If fact, the calculations of hydrogen diffusion in the hcp bulk were discussed in Section 4.5 with reference to experimental values. But following your recommendations I provided additional references to a review of experimental studies of hydrogen adsorption in Mg and to molecular dynamic simulations.

2. It will be great if the author will add a discussion about other DFT-based methods of atomistic modeling of same processes. For instance, the efficient way to describe the behavior of H in metals is the classical atomistic simulation with classical (or machine leaning) interatomic potentials developed with DFT fitting data. Such potentials are available for Mg-H system.

Thank you for this remark, you are right, recently there have been very interesting papers concerning MD-modeling of Mg-H systems. But this is a bit beyond the scope of this review. I added a paragraph (Section 6) just to mention it without going into details.

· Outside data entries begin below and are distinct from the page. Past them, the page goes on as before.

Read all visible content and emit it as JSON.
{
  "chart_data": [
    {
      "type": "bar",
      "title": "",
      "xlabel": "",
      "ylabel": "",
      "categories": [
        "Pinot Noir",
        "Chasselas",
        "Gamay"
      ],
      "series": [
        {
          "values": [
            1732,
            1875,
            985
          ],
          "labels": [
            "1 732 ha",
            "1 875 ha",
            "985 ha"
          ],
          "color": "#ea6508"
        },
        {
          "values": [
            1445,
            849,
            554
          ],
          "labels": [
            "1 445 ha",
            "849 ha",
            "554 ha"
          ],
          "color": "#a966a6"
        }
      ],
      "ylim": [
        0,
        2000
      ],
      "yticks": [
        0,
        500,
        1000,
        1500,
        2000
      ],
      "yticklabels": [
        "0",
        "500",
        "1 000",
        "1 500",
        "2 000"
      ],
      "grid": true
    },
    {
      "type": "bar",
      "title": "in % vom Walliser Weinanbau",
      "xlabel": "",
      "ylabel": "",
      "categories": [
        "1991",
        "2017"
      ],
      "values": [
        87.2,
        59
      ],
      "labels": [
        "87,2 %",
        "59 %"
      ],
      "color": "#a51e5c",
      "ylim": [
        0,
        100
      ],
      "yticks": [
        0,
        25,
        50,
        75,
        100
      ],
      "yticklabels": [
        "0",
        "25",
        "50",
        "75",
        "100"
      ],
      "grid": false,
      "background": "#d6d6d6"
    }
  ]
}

3. The author uses incorrect term “hydrogen self-diffusion”. The term “self-diffusion” means the diffusion of the matrix atoms and cannot be used at description of an impurity diffusion

You are right, and at the same time you are wrong. Indeed, the term “self-diffusion” means the diffusion of the matrix atoms. However, when we deal with hydrogen diffusion in metal-hydrogen systems very often there is a misunderstanding in terminology as depending on experimental technics applied, we study different diffusion processes. E,g, permeation technics studies hydrogen transport diffusion into a bulk, hydrogen concentration changes during experiment, and the diffusion is described by the Fick’s law. in NMR the subject of the study is hydrogen jumps from one interstitial site to another, that results to a translational motion, i.e. diffusion, but the metal-hydrogen system itself is in an equilibrium state, as the hydrogen concentration does not change. The diffusion of H in this case is described using the self-diffusivity, which is related to the motion of a tagged molecule (or atom) by the Einstein relation. And in DFT, if fact, we also study hydrogen self-diffusion. For NMR community this term is widely accepted. In theoretical papers  this difference is usually omitted. A comprehensive theoretical study of both transport and self-diffusivity of hydrogen with a lengthy explanation the difference between them can be found in [S. Hao and D. S. Sholl. Self-diffusion and macroscopic diffusion of hydrogen in amorphous metals from first-principles calculations, J. Chem. Phys. 130, 244705 (2009); https://doi.org/10.1063/1.3158619]. I revised the text to underline the difference

4. What is the temperature range where the condition “hv > kT” takes place? I guess it is wrong even at room temperature. If it is true, the author should give more detailed equation for the diffusion coefficient instead eq. (3)

In MgH2 phonon frequencies that belong to the vibrations of hydrogen atoms are normally above 600-750 cm-1, See, for example, J. Phys.: Condens. Matter 17 (2005) 7133–7141 or more recent J. Phys.: Conf. Ser. 2145 (2021) 012026. For T < 673 K the condition hv > kT is satisfied. I provided an explanation in the text. Concerning your suggestion to “give more detailed equation for the diffusion coefficient instead eq. (3)” , I’m not sure it is appropriate in this review.  I slightly extended the corresponding paragraph and added reference containing more details on this subject.

5. English needs to be improved

            I tried my best to improve my English.